For a while she did not speak, and then, without diverting her attention, she said, “I don’t like people talking about you.”

“Are people talking about me?”

She nodded, quiet.

“Are your friends talking about me?”

She didn’t answer.

“I’m okay with people talking about me, Izz. People talk. That’s what they do. And we live in a world, a city, obsessed with celebrity … and people talk. And much of what they say is not true. So we just ignore it, okay? I don’t care what they say, because I know who I am. You know who I am. And we don’t let them define who we are for us.”

I caught her out of the side of my eye, wiping a tear that had fallen on her cheek, her gaze still fixed out the window.

“Hey.” I reached for her, our fingers interlocking. “I’m okay. We’re okay. We’re going to be okay.”

If I said it enough, perhaps I would actually believe it.

*

She spent the afternoon in her bedroom reading. And the few times I checked on her she seemed so melancholy it hurt my heart. But I did not press her, because talking about it seemed only to upset her more. So I left her alone.

And then I went against Hayes’s advice and all the rules I’d laid down for my daughter and myself and I got online and searched my own name. Because I wanted to know. What I was up against, what they were saying, what others were consuming without my knowledge. I wanted to know the worst of it.

There was much to behold. Tabloid gossip and myriad blog posts and speculation. How we had gotten together, how long it had been going on, how serious it was, how many years there were between us. Daily Mail and Perez Hilton and TMZ. Fake Twitter and Instagram accounts with variations of my name spewing lies and filth. Fan-run websites and Tumblr pages with cruel memes. The one that would stay with me longest was “Solène Marchand: Mother, Fucker.” And photos. Far beyond the boat excursion in Anguilla and shots of us leaving the Edison Ballroom, we’d been caught a dozen-odd times. Outside of the Ace Hotel, the SLS, LAX, Bestia, Whole Foods, Nobu—places I did not even recall seeing photographers. And it had been going on for months. There I was: boarding the boat in Saint-Tropez, exiting the Chateau Marmont with him in my car, leaving the London, standing in the taxi line outside of the Grand Palais, waiting by the valet in Miami, returning from my run in Central Park.

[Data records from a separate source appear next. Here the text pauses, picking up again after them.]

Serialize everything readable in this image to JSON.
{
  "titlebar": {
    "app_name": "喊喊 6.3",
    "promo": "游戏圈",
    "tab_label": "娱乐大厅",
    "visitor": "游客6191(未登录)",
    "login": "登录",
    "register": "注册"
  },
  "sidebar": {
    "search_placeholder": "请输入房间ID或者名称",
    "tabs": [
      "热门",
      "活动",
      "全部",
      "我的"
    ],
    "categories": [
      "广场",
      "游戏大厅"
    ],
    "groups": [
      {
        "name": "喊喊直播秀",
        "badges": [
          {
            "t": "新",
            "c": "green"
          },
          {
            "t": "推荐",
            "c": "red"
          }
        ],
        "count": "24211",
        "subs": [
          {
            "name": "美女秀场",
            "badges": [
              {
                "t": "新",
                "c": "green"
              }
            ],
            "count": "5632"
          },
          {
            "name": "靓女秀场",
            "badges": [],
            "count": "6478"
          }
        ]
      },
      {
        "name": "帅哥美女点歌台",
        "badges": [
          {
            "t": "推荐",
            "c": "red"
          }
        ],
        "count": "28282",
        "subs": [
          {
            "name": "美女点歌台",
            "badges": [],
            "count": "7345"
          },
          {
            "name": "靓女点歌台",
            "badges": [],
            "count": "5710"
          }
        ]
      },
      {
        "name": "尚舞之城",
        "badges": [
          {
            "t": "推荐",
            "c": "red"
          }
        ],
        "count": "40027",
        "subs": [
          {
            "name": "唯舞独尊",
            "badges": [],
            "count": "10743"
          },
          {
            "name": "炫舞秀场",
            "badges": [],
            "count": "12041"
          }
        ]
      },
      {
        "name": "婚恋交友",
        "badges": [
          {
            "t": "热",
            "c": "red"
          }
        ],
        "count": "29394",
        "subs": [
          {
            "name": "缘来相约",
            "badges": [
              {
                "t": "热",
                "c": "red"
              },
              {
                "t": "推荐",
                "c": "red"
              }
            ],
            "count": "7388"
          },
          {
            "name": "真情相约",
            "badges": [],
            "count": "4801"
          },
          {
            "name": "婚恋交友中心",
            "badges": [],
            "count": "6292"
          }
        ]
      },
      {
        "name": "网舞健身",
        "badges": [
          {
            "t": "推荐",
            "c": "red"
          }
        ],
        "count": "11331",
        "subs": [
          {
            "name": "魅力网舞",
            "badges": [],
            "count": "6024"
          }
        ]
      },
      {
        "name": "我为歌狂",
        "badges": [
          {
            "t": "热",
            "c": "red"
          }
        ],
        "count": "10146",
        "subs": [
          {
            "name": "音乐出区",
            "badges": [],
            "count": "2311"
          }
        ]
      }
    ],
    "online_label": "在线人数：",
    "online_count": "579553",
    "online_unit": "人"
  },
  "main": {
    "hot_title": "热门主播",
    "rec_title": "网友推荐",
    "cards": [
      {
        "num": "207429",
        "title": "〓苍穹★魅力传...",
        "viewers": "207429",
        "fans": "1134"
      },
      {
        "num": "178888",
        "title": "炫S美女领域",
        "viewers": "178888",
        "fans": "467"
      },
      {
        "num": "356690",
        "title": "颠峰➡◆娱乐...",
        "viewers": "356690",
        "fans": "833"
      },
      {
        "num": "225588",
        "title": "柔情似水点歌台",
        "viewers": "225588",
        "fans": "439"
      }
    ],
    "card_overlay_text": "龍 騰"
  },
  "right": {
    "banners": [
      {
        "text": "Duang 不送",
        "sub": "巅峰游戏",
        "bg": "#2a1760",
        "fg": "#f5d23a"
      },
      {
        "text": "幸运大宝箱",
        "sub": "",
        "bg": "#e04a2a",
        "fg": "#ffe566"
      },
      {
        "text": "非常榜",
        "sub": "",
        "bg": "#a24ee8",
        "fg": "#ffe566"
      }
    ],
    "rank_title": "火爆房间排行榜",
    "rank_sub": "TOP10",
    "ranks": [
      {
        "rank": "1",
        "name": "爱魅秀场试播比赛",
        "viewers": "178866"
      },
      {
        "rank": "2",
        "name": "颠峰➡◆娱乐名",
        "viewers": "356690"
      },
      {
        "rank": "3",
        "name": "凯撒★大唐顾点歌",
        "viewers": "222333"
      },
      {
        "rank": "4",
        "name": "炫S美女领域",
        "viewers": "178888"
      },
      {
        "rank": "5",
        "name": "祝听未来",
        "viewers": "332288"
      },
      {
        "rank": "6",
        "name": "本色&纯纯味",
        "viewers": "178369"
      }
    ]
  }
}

All those moments when I assumed I was still anonymous, invisible—captured.

And suffice it to say, the things they said—the fans especially—were not kind. Biting, caustic, insulting, offensive. Sexist, ageist, awful. I had to wonder which of these things Isabelle’s friends were repeating to her. And how long she could attempt to ignore it. Because, I gathered, she could only internalize it for so long before it destroyed her.

And I realized then that part of the problem with Hayes’s “no comments on his personal life” policy was that he would not defend my virtue. He had the luxury of living in his cocoon because the fandom would always protect him. They worshipped him. They adored him. There is no telling what they would do for him. And in the most extreme cases, I feared what that meant for me, and my family.